The chitinase-like protein YKL-40 modulates cystic fibrosis lung disease

Abstract

The chitinase-like protein YKL-40 was found to be increased in patients with severe asthma and chronic obstructive pulmonary disease (COPD), two disease conditions featuring neutrophilic infiltrates. Based on these studies and a previous report indicating that neutrophils secrete YKL-40, we hypothesized that YKL-40 plays a key role in cystic fibrosis (CF) lung disease, a prototypic neutrophilic disease. The aim of this study was (i) to analyze YKL-40 levels in human and murine CF lung disease and (ii) to investigate whether YKL-40 single-nucleotide polymorphisms (SNPs) modulate CF lung disease severity. YKL-40 protein levels were quantified in serum and sputum supernatants from CF patients and control individuals. Levels of the murine homologue BRP-39 were analyzed in airway fluids from CF-like βENaC-Tg mice. YKL-40SNPs were analyzed in CF patients. YKL-40 levels were increased in sputum supernatants and in serum from CF patients compared to healthy control individuals. Within CF patients, YKL-40 levels were higher in sputum than in serum. BRP-39 levels were increased in airways fluids from βENaC-Tg mice compared to wild-type littermates. In both CF patients and βENaC-Tg mice, YKL-40/BRP-39 airway levels correlated with the severity of pulmonary obstruction. Two YKL-40 SNPs (rs871799 and rs880633) were found to modulate age-adjusted lung function in CF patients. YKL-40/BRP-39 levelsare increased in human and murine CF airway fluids, correlate with pulmonary function and modulate CF lung disease severity genetically. These findings suggest YKL-40 as a potential biomarker in CF lung disease.

Figure 1. YKL-40 levels in human and murine CF lung disease.

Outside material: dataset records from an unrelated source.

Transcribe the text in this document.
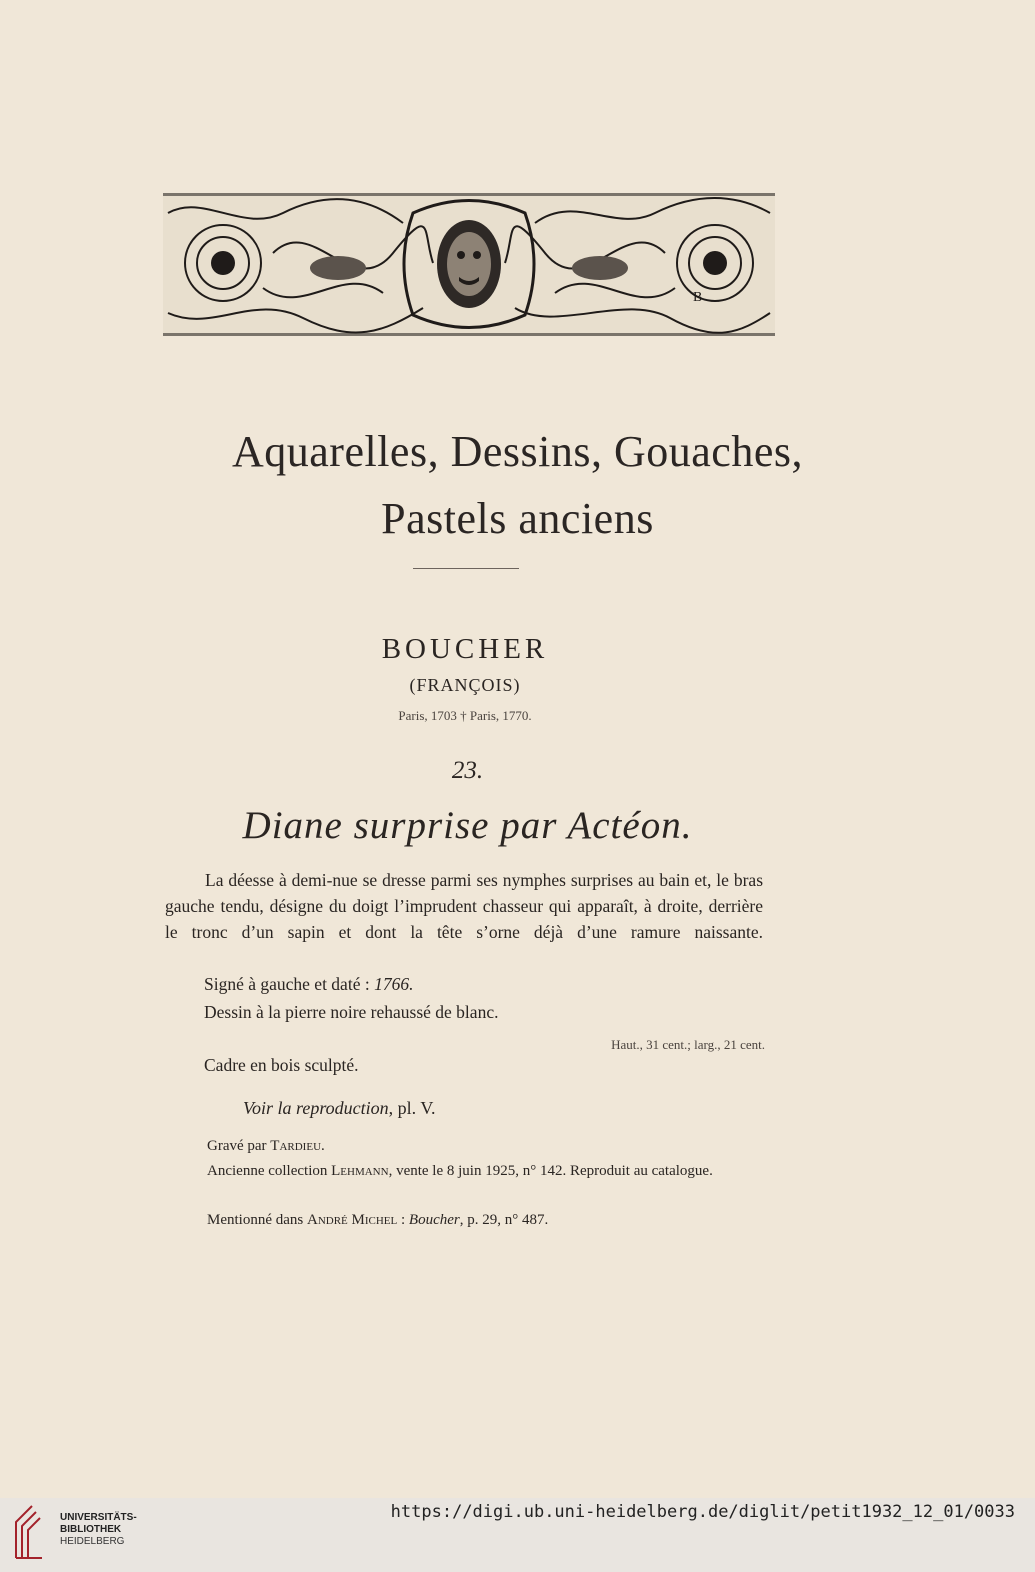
B
Aquarelles, Dessins, Gouaches,
Pastels anciens
BOUCHER
(FRANÇOIS)
Paris, 1703 † Paris, 1770.
23.
Diane surprise par Actéon.
La déesse à demi-nue se dresse parmi ses nymphes surprises au bain et, le bras gauche tendu, désigne du doigt l’imprudent chasseur qui apparaît, à droite, derrière le tronc d’un sapin et dont la tête s’orne déjà d’une ramure naissante.
Signé à gauche et daté : 1766.
Dessin à la pierre noire rehaussé de blanc.
Haut., 31 cent.; larg., 21 cent.
Cadre en bois sculpté.
Voir la reproduction, pl. V.
Gravé par Tardieu.
Ancienne collection Lehmann, vente le 8 juin 1925, n° 142. Reproduit au catalogue.
Mentionné dans André Michel : Boucher, p. 29, n° 487.
UNIVERSITÄTS-
BIBLIOTHEK
HEIDELBERG
https://digi.ub.uni-heidelberg.de/diglit/petit1932_12_01/0033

A. YKL-40 levels in CF patients and healthy controls YKL-40 protein levels were quantified by means of ELISA in sera and sputum supernatants from cystic fibrosis (CF) or healthy control subjects. The left graph depicts means ± SDs, the right scatter graph depicts individual patients with horizontal bars as medians; *P<0.05 ** P<0.01 disease group compared to the control group. Horizontal bars indicate comparisons among the disease groups. B. BRP-39 levels in murine CF-like lung disease. BRP-39 protein levels were quantified by means of ELISA in BAL fluids from βENaC-Tg (n = 9) and WT mice (n = 7). *P<0.05; C. YKL-40/BRP-39 airway levels and lung function in human and murine CF lung disease. Left panel: YKL-40 protein levels were quantified by means of ELISA in sputum supernatants from CF patients (n = 59). FEV1: Forced expiratory volume in 1 second (% of predicted). Right panel: BRP-39 protein levels were quantified by means of ELISA in BAL fluids from βENaC-Tg (n = 9, grey fill) and WT mice (n = 7, white fill).

Figure 2. YKL-40 SNPs.

A. Location and linkage disequilibrium (R²) of YKL-40 polymorphisms genotyped in the CF population. B. YKL-40 serum levels in CF patients stratified for the respective rs871799 (upper panel) or the rs4950928 (lower panel) genotype. *P<0.05, **P<0.01.